There Are Reasons To Compare ‘Peeping Tom’ and ‘Psycho,’ but the Differences May Be More Interesting
Undergoing a one-week revival at Film Forum, ‘Peeping Tom’ has a spotty, contentious history. If ‘Psycho’ confirmed Hitchcock’s mastery, ‘Peeping Tom’ put a stopper on Michael Powell’s career.
“Peeping Tom,” the notorious cult film by British director Michael Powell, is typically compared to Alfred Hitchcock’s “Psycho.” Not only were both films helmed by acclaimed directors with prodigious oeuvres, the movies also shared themes — not least among them, the vagaries of aberrant sexuality and the quixotic nature of parental influence.
Both pictures killed off their star attractions early on in their running times — Janet Leigh in “Psycho” and the ineluctable Moira Shearer in “Peeping Tom.” Another striking commonality are the maladjusted loners at their centers, men given to murder when their longings prove too much to bear. Let’s not forget the year in which the films were released: 1960. The culture was shifting in myriad ways. “Psycho” was no small signpost of changes that were to come.
The same could be said, maybe, for “Peeping Tom,” a movie undergoing a one-week revival at Film Forum starting this Friday. The picture has a spotty and contentious history. If “Psycho” confirmed Hitchcock’s mastery for critics and audiences alike, “Peeping Tom” put a stopper on Powell’s career. Although his films with Michael Pressburger — most notably “The Red Shoes” (1948) and, their best work, “The Small Back Room” (1949) — achieved a gold standard for British cinema, their collaborations began to lose steam in the 1950s, particularly at the box office.
“Peeping Tom” was Powell’s second effort without Pressburger, the first being “Honeymoon” (1959), a movie that is charitably remembered for a title song that was later recorded for the BBC by the Beatles. Working with a script by former cryptographer Leo Marks, Powell brought his signature brand of lurid high artifice to the story of Mark Lewis (Carl Boehm), a full-time cameraman and part-time pornographer who’s also keen on killing beautiful young women. Why? Pace Johnny Cash, just to watch them die.

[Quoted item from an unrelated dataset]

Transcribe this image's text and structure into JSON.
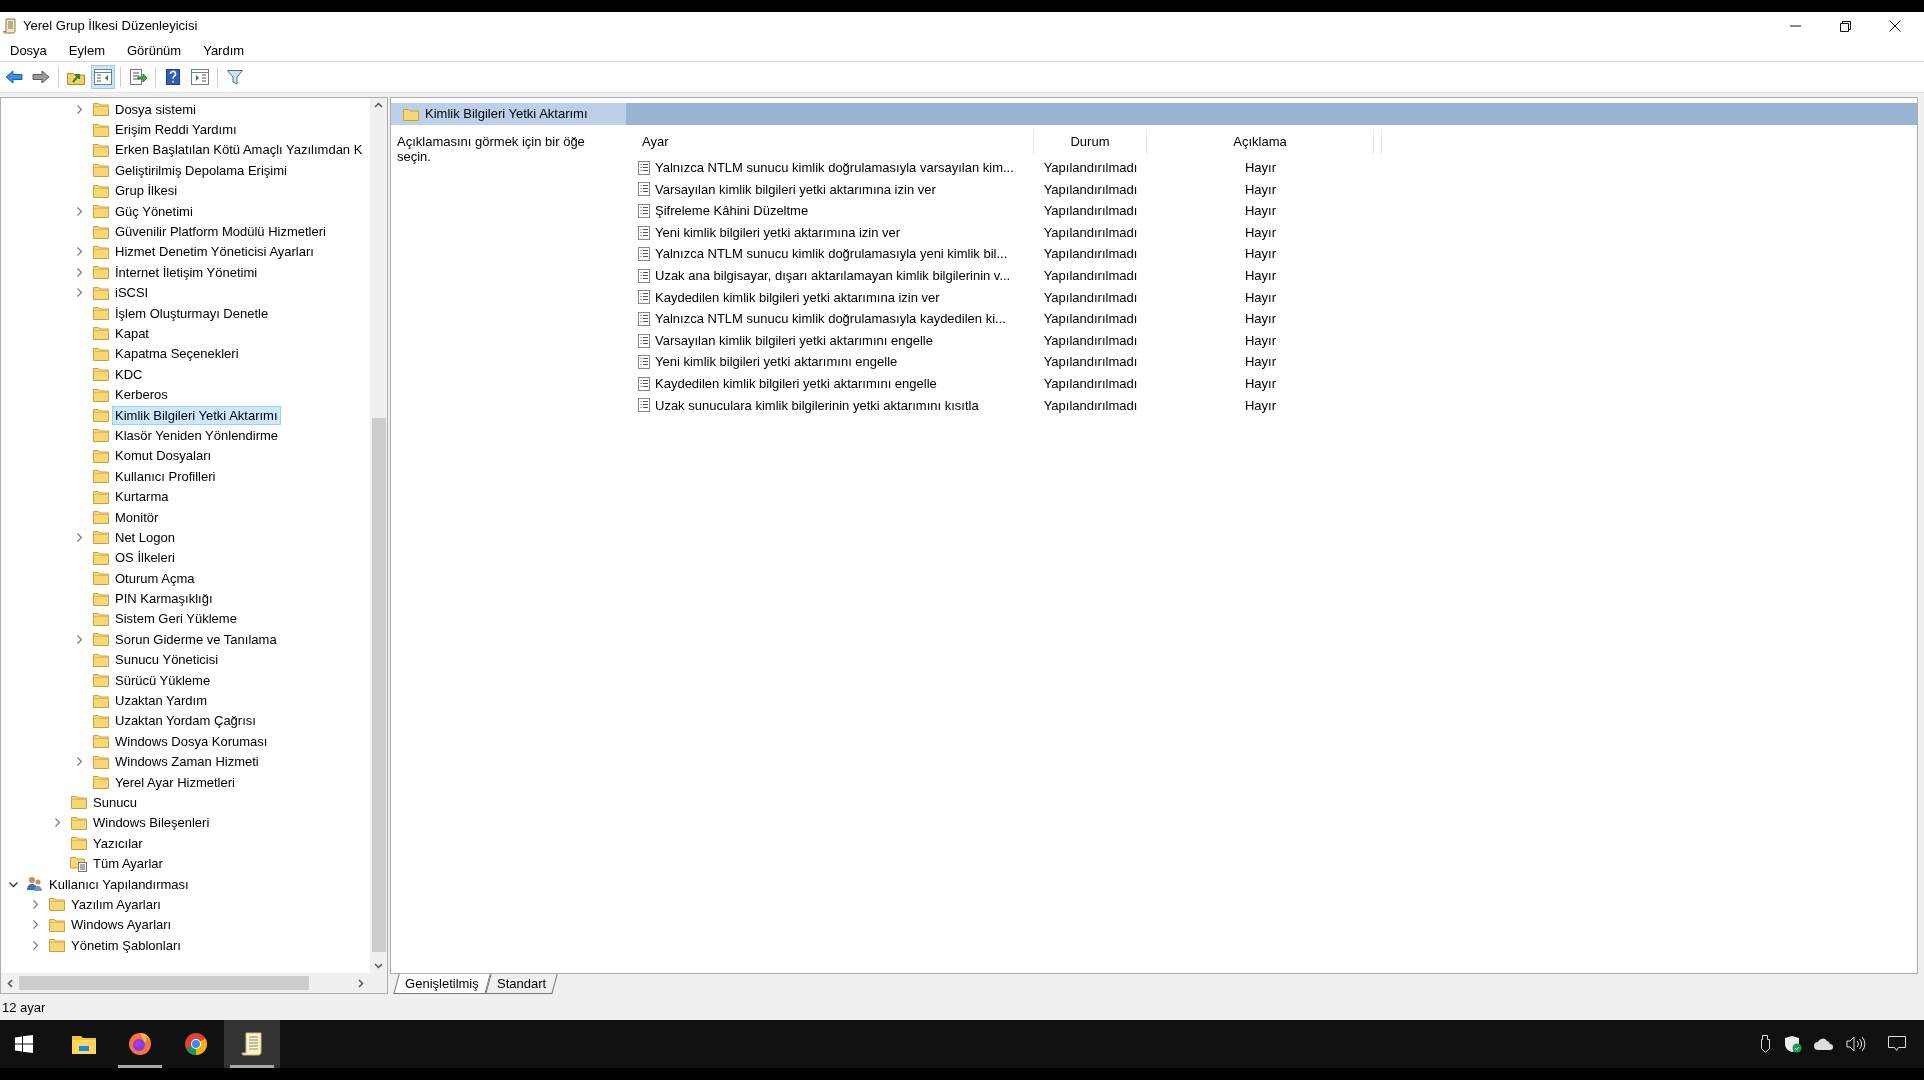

Mark’s manner of doing so is elaborately premeditated and, given a moment’s reflection, inordinately impractical. On the pretense of filming a close-up, Mark unsheathes one of the legs of his tripod, revealing a gleaming chrome lance. As he approaches his victims and then impales them, their faces register a gamut of emotions until they are no longer capable of registering emotion at all. At these moments, Powell shoots from a point of view that strong-arms the audience into taking on the guise of a killer.
Things get sticky for Mark when he begins to have feelings for his neighbor, Helen Stephens (Anna Massey), who lives downstairs with her blind mother (Maxine Audley). Notwithstanding her pixieish demeanor, Helen is rather forthright in her pursuit of the soft-spoken Mark — who, she finds out, is actually her landlord. Mark inherited the property from his father, a renowned psychologist whose research involved some rather unscrupulous practices, all of which were committed to film. Helen gets a gander of the good doctor’s home movies. Mark’s eccentricities begin to make some sense.
You don’t have to be a dyed-in-the-wool Freudian to intuit the psychological undercurrents funneling their way through “Peeping Tom”; they’re as shrill as Powell’s saturated color palette and as blatant as the holes in his plot. Cineastes tend to forgive the film’s stilted theatrics and tone-deaf mise en scène by playing up its self-reflexiveness, by how the picture allows the viewer to, in director Martin Scorcese’s estimation, “discover everything about people who make films.”
Whatever you say, Marty. For the rest of us, “Peeping Tom” is an icky apercu to a bumpy career, a picture that can’t quite shake off the self-importance of its creator. In the end, the most vital distinction between Powell’s picture and “Psycho” is the former’s lack of humor and a sense that, as a cinematic subject, a serial killer is as good as any old port in a storm.
Hitch wouldn’t have stood that for a moment; in his own perverse way, he loved Norman Bates. For Powell, Mark Lewis was an adjunct, not a component, of vision. In that regard, “Peeping Tom” is a stellar exercise in form that has a human-sized hole directly at its center.